Reputation: 33
I created an LDA model for some text files using gensim package in python. I want to get topic's distributions for the learned model. Is there any method in gensim ldamodel class or a solution to get topic's distributions from the model? For example, I use the coherence model to find a model with the best cohrence value subject to the number of topics in range 1 to 5. After getting the best model I use get_document_topics method (thanks kenhbs) to get topic distribution in the document that used for creating the model.
id2word = corpora.Dictionary(doc_terms)
bow = id2word.doc2bow(doc_terms)
max_coherence = -1
best_lda_model = None
for num_topics in range(1, 6):
lda_model = gensim.models.ldamodel.LdaModel(corpus=bow, num_topics=num_topics)
coherence_model = gensim.models.CoherenceModel(model=lda_model, texts=doc_terms,dictionary=id2word)
coherence_value = coherence_model.get_coherence()
if coherence_value > max_coherence:
max_coherence = coherence_value
best_lda_model = lda_model
The best has 4 topics
print(best_lda_model.num_topics)
4
But when I use get_document_topics, I get less than 4 values for document distribution.

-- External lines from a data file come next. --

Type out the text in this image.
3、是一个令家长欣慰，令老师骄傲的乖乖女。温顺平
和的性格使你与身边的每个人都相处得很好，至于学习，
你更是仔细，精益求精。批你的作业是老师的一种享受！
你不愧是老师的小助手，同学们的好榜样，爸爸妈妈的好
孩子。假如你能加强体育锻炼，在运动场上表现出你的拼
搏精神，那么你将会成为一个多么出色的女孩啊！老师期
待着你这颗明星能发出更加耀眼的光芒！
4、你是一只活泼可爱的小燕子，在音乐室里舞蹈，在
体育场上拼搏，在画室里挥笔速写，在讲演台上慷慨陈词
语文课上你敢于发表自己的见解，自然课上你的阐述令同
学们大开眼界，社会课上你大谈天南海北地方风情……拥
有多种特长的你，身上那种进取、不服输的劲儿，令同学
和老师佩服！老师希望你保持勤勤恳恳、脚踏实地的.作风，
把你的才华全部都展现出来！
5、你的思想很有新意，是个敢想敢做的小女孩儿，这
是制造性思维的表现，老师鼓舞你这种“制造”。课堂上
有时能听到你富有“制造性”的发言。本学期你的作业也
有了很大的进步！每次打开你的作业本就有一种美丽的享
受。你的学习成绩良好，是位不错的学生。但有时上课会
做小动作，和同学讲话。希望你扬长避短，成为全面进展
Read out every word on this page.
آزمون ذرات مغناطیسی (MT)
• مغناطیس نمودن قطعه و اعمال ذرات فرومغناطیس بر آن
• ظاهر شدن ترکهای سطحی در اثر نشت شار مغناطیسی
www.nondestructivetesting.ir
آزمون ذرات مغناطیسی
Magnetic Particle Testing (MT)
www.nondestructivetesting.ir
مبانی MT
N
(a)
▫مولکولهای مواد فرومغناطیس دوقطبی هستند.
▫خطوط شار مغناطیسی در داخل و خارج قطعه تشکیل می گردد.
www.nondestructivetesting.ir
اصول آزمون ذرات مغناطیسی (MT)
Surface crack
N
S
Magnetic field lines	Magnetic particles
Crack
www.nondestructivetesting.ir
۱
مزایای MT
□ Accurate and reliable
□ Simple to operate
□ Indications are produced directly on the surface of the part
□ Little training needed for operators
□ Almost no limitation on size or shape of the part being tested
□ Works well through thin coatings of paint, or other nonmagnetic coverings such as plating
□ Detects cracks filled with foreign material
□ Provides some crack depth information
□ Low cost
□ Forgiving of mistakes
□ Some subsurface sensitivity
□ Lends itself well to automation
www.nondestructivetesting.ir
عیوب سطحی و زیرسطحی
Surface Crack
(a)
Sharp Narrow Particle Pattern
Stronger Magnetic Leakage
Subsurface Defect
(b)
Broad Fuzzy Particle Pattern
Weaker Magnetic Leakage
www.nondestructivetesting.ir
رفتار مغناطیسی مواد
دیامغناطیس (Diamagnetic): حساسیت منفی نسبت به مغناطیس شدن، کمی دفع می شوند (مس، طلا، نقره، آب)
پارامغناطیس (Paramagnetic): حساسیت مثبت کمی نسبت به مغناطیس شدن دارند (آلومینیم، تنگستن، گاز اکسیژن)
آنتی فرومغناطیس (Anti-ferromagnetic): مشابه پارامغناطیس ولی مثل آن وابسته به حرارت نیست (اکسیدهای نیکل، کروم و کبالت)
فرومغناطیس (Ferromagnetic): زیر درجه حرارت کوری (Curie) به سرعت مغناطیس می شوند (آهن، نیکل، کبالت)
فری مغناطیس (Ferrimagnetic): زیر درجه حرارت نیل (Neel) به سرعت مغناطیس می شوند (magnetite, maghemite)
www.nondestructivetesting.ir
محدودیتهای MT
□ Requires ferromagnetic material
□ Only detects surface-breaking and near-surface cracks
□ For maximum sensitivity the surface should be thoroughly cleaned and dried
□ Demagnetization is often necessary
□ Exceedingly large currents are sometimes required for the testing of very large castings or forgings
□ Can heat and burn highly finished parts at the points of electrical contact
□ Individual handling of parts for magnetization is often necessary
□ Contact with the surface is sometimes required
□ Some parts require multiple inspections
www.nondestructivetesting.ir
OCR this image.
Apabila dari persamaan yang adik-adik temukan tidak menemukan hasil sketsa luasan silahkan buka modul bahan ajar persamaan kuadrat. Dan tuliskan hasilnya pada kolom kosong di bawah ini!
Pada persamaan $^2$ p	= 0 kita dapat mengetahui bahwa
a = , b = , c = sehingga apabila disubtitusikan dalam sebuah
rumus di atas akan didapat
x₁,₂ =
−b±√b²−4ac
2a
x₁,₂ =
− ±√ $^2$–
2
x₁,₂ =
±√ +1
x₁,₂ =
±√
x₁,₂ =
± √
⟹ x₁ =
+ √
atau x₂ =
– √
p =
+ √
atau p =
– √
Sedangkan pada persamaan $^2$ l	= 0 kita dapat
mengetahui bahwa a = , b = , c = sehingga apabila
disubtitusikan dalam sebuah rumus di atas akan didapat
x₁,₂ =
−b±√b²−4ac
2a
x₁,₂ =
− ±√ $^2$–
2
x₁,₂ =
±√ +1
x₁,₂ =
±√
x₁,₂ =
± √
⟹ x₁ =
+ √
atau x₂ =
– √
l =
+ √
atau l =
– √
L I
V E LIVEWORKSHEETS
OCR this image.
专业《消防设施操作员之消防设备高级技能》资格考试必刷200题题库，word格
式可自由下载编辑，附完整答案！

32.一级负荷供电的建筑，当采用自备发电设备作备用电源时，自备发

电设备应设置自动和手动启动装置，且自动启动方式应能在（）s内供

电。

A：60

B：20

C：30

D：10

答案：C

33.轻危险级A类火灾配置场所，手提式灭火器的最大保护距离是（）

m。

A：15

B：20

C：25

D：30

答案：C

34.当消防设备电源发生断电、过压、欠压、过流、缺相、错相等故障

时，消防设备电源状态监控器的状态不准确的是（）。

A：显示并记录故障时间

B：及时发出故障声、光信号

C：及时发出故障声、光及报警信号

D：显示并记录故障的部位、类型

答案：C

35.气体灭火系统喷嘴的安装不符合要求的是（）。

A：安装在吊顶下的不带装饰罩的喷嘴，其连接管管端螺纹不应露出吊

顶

topic_ditrs = best_lda_model.get_document_topics(bow)
print(len(topic_ditrs))
3
My question is: For best lda model with 4 topics (using coherence model) for a document, why get_document_topics returns fewer topics for the same document? why some topics have very small distribution (less than 1-e8)?
Upvotes: 2
Views: 5780
Reputation: 883
Just type,
pd.DataFrame(lda_model.get_document_topics(doc_term_matrix))
Upvotes: 1
Reputation: 869
You can play with the minimum_probability parameter and set it to a very small value like 0.000001.
topic_vector = [ x[1] for x in ldamodel.get_document_topics(new_doc_bow , minimum_probability= 0.0, per_word_topics=False)]
Upvotes: 1
Reputation: 7164
From the documentation, you can use two methods for this.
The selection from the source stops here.